US Open: Serena Williams’ party continues after first round win over Danka Kovinic | Tennis News
New York celebrated Serena Williams’ career wildly on Monday night but the party wasn’t over thanks to her first-round win over Danka Kovinic.
Williams announced earlier this month that the US Open will most likely be her last, ending a 27-year career that has seen her transcendence in tennis.
But the 40-year-old is first and foremost a huge competitor and she secured at least one more night in the lights with a 6-3 6-3 win, with second seed Estonia Anett Kontaveit now waiting on the flank after she overcame Jaqueline Cristian 6-3 6-0.
A record crowd came to pay tribute to Williams, and the noise grew louder as a clip was voiced by Queen Latifah playing six of Williams’ singles titles at Flushing Meadows.
Then the woman came out, wearing a designer dress and shoes studded with diamonds, crystals, and gold.
“I think when I walked out, the reception was really overwhelming,” she said afterward.
“It’s so big and I can feel it in my chest. It’s a really good feeling. It’s a feeling I’ll never forget. It means a lot to me.”
Williams has only won a singles match since last spring’s French Open, but Kovinic hasn’t been in great form either, having lost five games before that.
Nerves are evident in both, especially in the initial double-fault form, but, with a wall of noise welcoming every Williams winner, she sets out to give the crowd the good vibes. what they want.
She’s definitely moved better than she lost to Emma Raducanu in Cincinnati earlier this month, and her serves as well as her touchdowns increased as the game ended.
The second set, while not the classic Williams, is an indication that this lead lap may still have some way to go as she sets up a clash with Kontaveit on Wednesday.
In Cincinnati, Williams walked straight out of court, dodging the celebration that had been planned for her, but here she was able to embrace the moment as a post-match ceremony that saw the Her homage by Billie Jean King and Oprah Winfrey.
“I really feel different,” she said.
“I think I’ve been really emotional in Toronto and Cincinnati. It’s been tough. I’m not saying it’s not hard right now. It’s extremely difficult because I really enjoy being out there.

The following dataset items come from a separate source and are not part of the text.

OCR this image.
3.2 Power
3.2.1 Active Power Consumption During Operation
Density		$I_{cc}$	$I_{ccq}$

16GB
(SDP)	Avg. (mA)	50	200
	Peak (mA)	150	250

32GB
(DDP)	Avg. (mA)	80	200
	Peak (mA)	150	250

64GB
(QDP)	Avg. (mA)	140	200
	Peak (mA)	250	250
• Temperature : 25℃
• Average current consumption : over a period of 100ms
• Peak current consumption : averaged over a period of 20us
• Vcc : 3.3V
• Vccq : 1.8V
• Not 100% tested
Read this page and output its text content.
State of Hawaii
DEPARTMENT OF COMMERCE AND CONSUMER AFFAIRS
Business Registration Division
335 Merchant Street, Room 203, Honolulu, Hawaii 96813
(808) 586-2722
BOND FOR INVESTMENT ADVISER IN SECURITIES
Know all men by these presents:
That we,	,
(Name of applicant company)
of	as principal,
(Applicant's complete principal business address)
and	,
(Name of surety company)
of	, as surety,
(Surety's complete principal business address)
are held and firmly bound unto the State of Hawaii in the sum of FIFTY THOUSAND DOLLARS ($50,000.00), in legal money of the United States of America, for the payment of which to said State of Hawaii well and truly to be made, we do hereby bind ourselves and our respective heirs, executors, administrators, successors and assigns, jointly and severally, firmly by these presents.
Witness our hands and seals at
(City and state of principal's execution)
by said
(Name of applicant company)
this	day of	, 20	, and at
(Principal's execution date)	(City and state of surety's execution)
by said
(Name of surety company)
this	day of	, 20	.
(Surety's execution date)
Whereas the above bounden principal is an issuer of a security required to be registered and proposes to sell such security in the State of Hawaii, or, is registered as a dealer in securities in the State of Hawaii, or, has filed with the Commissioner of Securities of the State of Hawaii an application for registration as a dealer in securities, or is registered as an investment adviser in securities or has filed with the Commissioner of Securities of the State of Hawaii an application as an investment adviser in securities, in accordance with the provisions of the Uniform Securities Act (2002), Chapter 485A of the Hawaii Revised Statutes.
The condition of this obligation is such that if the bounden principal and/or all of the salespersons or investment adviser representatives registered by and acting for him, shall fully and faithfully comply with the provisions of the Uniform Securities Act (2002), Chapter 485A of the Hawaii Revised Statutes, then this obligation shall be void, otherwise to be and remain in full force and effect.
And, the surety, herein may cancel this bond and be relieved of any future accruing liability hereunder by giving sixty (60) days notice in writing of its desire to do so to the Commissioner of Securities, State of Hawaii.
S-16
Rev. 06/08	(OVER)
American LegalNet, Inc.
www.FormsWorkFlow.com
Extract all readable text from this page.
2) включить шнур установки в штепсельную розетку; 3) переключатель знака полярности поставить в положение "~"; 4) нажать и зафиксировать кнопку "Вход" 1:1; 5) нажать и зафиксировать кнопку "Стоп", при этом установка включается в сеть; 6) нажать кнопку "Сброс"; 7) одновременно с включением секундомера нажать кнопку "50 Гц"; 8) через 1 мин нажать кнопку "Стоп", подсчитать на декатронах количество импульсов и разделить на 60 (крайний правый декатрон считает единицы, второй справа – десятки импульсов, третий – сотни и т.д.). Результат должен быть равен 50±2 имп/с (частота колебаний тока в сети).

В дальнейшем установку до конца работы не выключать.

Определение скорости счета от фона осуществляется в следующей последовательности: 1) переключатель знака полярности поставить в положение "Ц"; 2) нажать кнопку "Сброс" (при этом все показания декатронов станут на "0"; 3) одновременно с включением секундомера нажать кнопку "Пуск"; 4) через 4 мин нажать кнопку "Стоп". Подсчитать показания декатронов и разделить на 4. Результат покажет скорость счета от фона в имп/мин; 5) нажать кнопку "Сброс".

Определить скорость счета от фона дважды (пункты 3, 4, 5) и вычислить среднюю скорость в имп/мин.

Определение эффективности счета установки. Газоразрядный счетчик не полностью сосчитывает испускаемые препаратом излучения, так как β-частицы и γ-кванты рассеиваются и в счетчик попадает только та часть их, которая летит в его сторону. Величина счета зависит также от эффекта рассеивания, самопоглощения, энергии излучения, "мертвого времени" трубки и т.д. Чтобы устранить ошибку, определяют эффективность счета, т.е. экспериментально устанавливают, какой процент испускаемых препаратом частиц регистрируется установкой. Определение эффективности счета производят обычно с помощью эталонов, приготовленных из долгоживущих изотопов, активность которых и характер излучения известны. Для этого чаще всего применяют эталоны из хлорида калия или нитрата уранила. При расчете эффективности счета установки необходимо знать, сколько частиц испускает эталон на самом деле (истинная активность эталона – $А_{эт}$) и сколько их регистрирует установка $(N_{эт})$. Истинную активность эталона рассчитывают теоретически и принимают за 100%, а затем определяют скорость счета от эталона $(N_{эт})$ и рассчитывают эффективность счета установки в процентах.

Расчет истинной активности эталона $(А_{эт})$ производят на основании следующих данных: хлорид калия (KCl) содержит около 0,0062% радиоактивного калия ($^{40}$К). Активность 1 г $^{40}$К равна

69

“The more tournaments I play, the more I feel like I can belong out there. It’s a tough feeling to get, and to know that, the more you do, the more you can shine.
“But it’s time for me to move on to the next thing. I think that’s important because there are so many other things that I want to do.”
The 40-year-old has kept her attitude low since announcing her decision in a Vogue essay earlier this month while fellow Williams players, especially those she directs, inspired to follow in her footsteps, already waiting in line.
honor her legacy.
“I’ll soon have plenty of time to do all that,” she added.
“I’m so grateful when they see that. I can see it too, but I don’t think too much about it. I’m still here for the time being, just enjoying it.
“I feel grateful that I can have that impact. I never thought I would have that impact. I’m just a girl trying to play tennis in a moment where I can develop an impact. this and become a voice.”
Williams will also be playing doubles with her sister Venus and, an enigma to the end, has refused to shut down completely in subsequent appearances.
“I was pretty vague about it, weren’t I,” she said. “I’ll be vague because you never know.”
In another development, last year’s runner-up Leylah Fernandezwho enjoyed an extraordinary run in New York, reaching the second round with a 6-3 6-4 victory over Oceane Dodin.